Question

The velocity of a body changes from 65 m/s - 98 m/s by Time of 12 s . What is distance covered by body if acceleration is 2.75 m/s2.​

Answer 1

Given :

• Initial velocity of a body (u) = 65 m/s
• Final velocity of a body (v) = 98 m/s
• Time taken by body (t) = 12 seconds
• Acceleration of body (a) = 2.75 m/s²

To Find :

• Distance covered by body (s)?

Solution :

Using second eqⁿ of motion. We know that;

$\hookrightarrow\:{\large{\boxed{\sf{s = ut + \dfrac{1}{2}at^2}}}}$

$\spadesuit$ Putting all values :

$\longmapsto\:\tt s = (65\:\times\:12) + \dfrac{1}{2}\:\times\:2.75\:\times\:(12)^2$

$\longmapsto\:\tt s = 780 + \dfrac{1}{\cancel{2}}\:\times\:2.75\:\times\:\cancel{144}$

$\longmapsto\:\tt s = 780 + 2.75\:\times\:72$

$\longmapsto\:\tt s = 780 + 198$

$\purple{\longmapsto}\:{\large{\underline{\boxed{\bf{\blue{s} \pink{=} \red{978}\:\green{m}}}}}}$

Hence, distance covered by a body is 978 meters.

Learn More :

$\spadesuit$ Three equations of motion :

1. v = u + at
2. s = ut + ½ at²
3. v² = u² + 2as

Where,

• v denotes final velocity
• u denotes initial velocity
• a denotes acceleration
• t denotes time taken
• s denotes distance covered

$\spadesuit$ Some important definitions :

• Acceleration

Acceleration is the process where velocity changes.
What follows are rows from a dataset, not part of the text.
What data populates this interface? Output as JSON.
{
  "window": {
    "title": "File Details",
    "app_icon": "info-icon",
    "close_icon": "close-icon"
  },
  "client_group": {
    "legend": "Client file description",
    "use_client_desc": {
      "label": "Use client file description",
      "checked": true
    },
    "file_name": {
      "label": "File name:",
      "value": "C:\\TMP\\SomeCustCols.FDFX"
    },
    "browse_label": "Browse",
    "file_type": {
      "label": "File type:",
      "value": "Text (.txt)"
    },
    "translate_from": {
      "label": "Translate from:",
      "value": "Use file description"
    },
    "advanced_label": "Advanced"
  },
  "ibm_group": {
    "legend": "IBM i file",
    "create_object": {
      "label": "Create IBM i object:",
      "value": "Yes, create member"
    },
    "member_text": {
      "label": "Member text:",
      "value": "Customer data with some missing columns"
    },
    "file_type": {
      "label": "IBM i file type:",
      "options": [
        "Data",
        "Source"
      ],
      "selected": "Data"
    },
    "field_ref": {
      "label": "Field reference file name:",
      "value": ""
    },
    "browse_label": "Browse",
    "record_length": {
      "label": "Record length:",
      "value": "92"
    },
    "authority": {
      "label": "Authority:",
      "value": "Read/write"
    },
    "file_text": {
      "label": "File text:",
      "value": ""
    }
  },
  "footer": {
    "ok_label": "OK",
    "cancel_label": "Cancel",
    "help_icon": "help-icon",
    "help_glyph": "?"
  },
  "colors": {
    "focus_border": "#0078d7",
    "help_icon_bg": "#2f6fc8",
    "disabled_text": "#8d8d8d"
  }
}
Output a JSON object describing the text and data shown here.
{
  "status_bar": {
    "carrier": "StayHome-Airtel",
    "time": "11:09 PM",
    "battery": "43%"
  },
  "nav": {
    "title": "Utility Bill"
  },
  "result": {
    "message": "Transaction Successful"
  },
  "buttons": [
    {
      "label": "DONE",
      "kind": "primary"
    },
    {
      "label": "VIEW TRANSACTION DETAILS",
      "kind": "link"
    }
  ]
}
Since, velocity is the speed and it has some direction. So, change in velocity is considered as acceleration.

• Initial velocity

Initial velocity is the velocity of the object before the effect of acceleration.

• Final velocity

After the effect of acceleration, velocity of the object changes. The new velocity gained by the object is known as final velocity.

• Distance covered

The total path length covered by an object is known as distance covered.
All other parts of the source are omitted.